What's not fun is being the poor Ops staff that have to deal with supporting the library dependencies, JVM upgrades, etc for decades after.
Nixing javascript in the frontend is a harder sell, sadly
Ruby, Python, and Clojure, though? They weren’t any better than my npm projects, being roughly the same order of magnitude. Same seems to be true for Rust.
Same with Java, if you avoid springboot and similar everything frameworks, which admittedly is a bit of an uphill battle given the state of java developers.
You can of course also keep dependencies small in javascript, but it's a very uphill fight where you'll have just a few options and most people you hire are used to including a library (that includes 10 libraries) to not have to so something like `if (x % 2 == 1)`
Just started with golang... the language is a bit annoying but the dependency culture seems OK
Hey that was also on NPM iirc!
If you think npm.help is something it isn't, that's not something DKIM et al can help with.
I can think of 3 paths to improve situation (assuming that "everyone deploys cryptographic email infrastructure instantly" is not gonna happen).

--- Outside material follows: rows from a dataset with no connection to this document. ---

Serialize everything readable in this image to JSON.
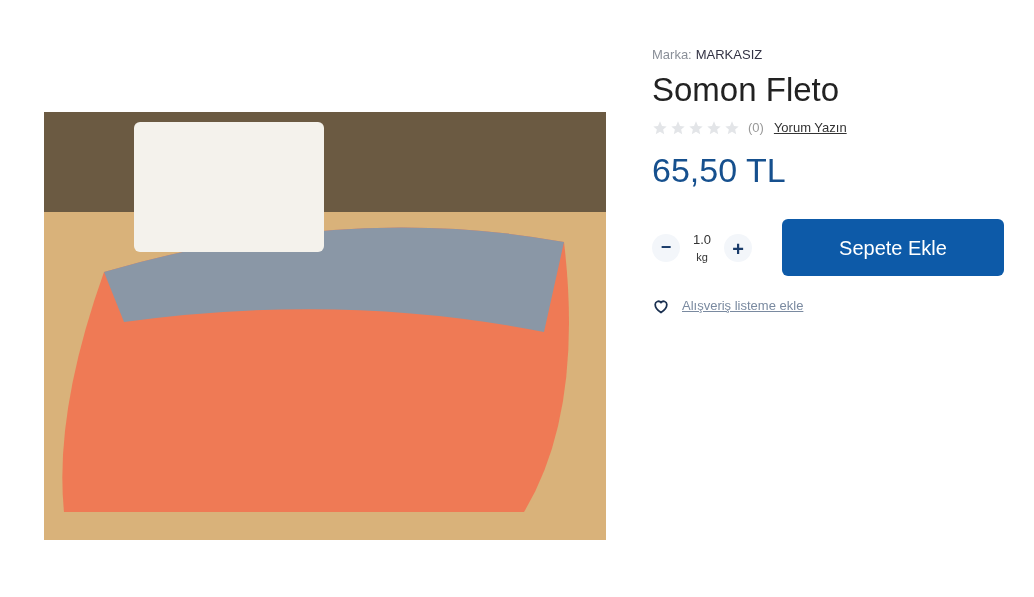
{
  "product": {
    "brand_label": "Marka:",
    "brand": "MARKASIZ",
    "title": "Somon Fleto",
    "stars": 0,
    "review_count": "(0)",
    "review_link": "Yorum Yazın",
    "price": "65,50 TL"
  },
  "quantity": {
    "minus": "−",
    "value": "1.0",
    "unit": "kg",
    "plus": "+"
  },
  "add_to_cart": "Sepete Ekle",
  "wishlist": "Alışveriş listeme ekle"
}
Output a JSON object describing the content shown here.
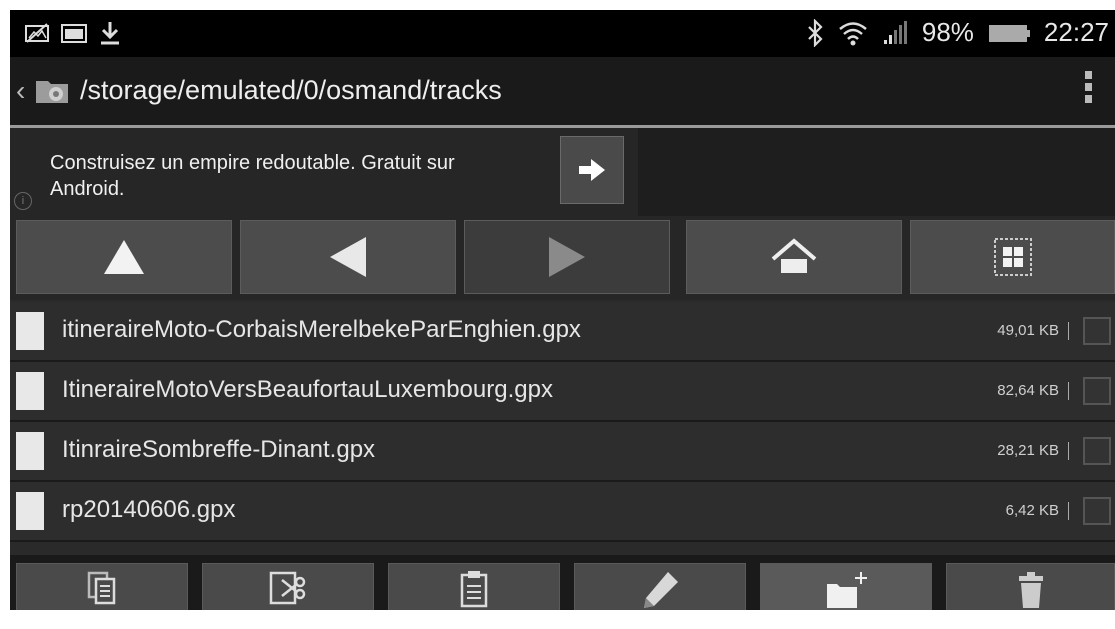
{
  "status_bar": {
    "battery": "98%",
    "time": "22:27",
    "icons": [
      "picture-disabled-icon",
      "image-icon",
      "download-icon",
      "bluetooth-icon",
      "wifi-icon",
      "signal-icon",
      "battery-icon"
    ]
  },
  "path_bar": {
    "path": "/storage/emulated/0/osmand/tracks",
    "icons": [
      "back-chevron-icon",
      "folder-app-icon",
      "overflow-menu-icon"
    ]
  },
  "ad": {
    "text": "Construisez un empire redoutable. Gratuit sur Android.",
    "info_glyph": "i",
    "icons": [
      "info-icon",
      "arrow-right-icon"
    ]
  },
  "nav_buttons": [
    {
      "name": "up-button",
      "icon": "triangle-up-icon"
    },
    {
      "name": "back-button",
      "icon": "triangle-left-icon"
    },
    {
      "name": "forward-button",
      "icon": "triangle-right-icon"
    },
    {
      "name": "home-button",
      "icon": "home-icon"
    },
    {
      "name": "grid-view-button",
      "icon": "grid-icon"
    }
  ],
  "files": [
    {
      "name": "itineraireMoto-CorbaisMerelbekeParEnghien.gpx",
      "size": "49,01 KB"
    },
    {
      "name": "ItineraireMotoVersBeaufortauLuxembourg.gpx",
      "size": "82,64 KB"
    },
    {
      "name": "ItinraireSombreffe-Dinant.gpx",
      "size": "28,21 KB"
    },
    {
      "name": "rp20140606.gpx",
      "size": "6,42 KB"
    }
  ],
  "toolbar": [
    {
      "name": "copy-button",
      "icon": "copy-icon"
    },
    {
      "name": "cut-button",
      "icon": "cut-icon"
    },
    {
      "name": "paste-button",
      "icon": "paste-icon"
    },
    {
      "name": "rename-button",
      "icon": "pencil-icon"
    },
    {
      "name": "new-folder-button",
      "icon": "new-folder-icon"
    },
    {
      "name": "delete-button",
      "icon": "trash-icon"
    }
  ],
  "colors": {
    "background": "#2a2a2a",
    "status_bar": "#000000",
    "button": "#4c4c4c",
    "text": "#e6e6e6"
  }
}
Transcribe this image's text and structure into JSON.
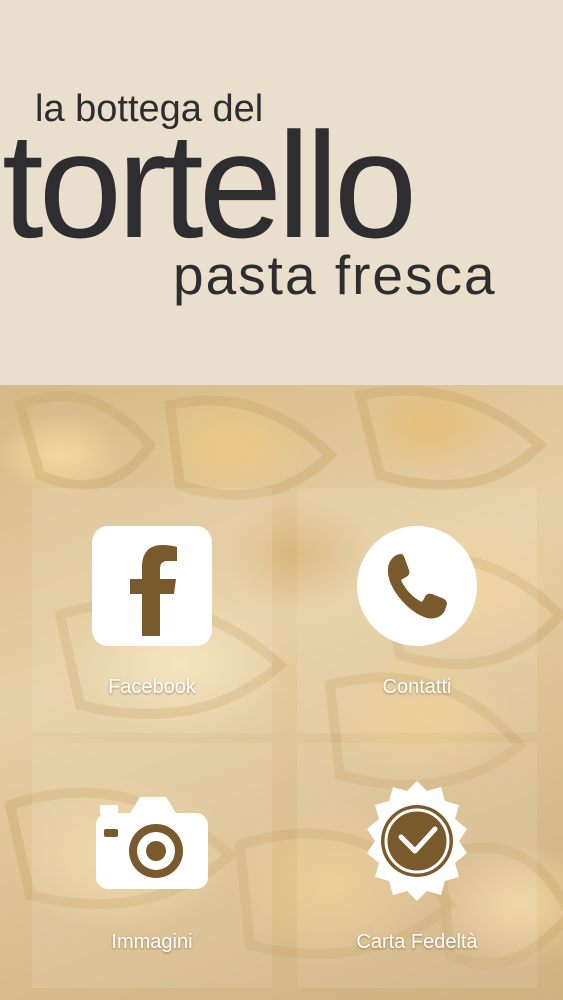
{
  "header": {
    "logo_line1": "la bottega  del",
    "logo_line2": "tortello",
    "logo_line3": "pasta fresca"
  },
  "menu": {
    "tiles": [
      {
        "label": "Facebook",
        "icon": "facebook-icon"
      },
      {
        "label": "Contatti",
        "icon": "phone-icon"
      },
      {
        "label": "Immagini",
        "icon": "camera-icon"
      },
      {
        "label": "Carta Fedeltà",
        "icon": "loyalty-badge-icon"
      }
    ]
  },
  "colors": {
    "header_bg": "#eadfcc",
    "logo_text": "#2e2d2f",
    "icon_fill": "#ffffff",
    "icon_accent": "#7a5a2c"
  }
}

1. The email client doesn't indicate DKIM at all. This is strictly worse than today, because then the attack could have claimed to be from npmjs.com.
2. You only get a checkmark if you have DKIM et al plus you're a "verified domain". This means only big corporations get the checkmark -- I hate this option. It's EV SSL but even worse. And again, unless npmjs.com was a "big corporation" the attacker could have just faked the sender and the user would not notice anything different, since in that world the authentic npmjs.com emails wouldn't have a checkmark either.
3. The checkmark icon is changed into something else, nothing else happens. But what? "DKIM" isn't the full picture (and would be horribly confusing too). Putting a sunflower there seems a little weird. Do you really apply this much significance to the specific icon?
The path that HTTPS took just hasn't been repeatable in the email space; the upgrade cycles are much slower, the basic architecture is client->server->server not client->server, and so on.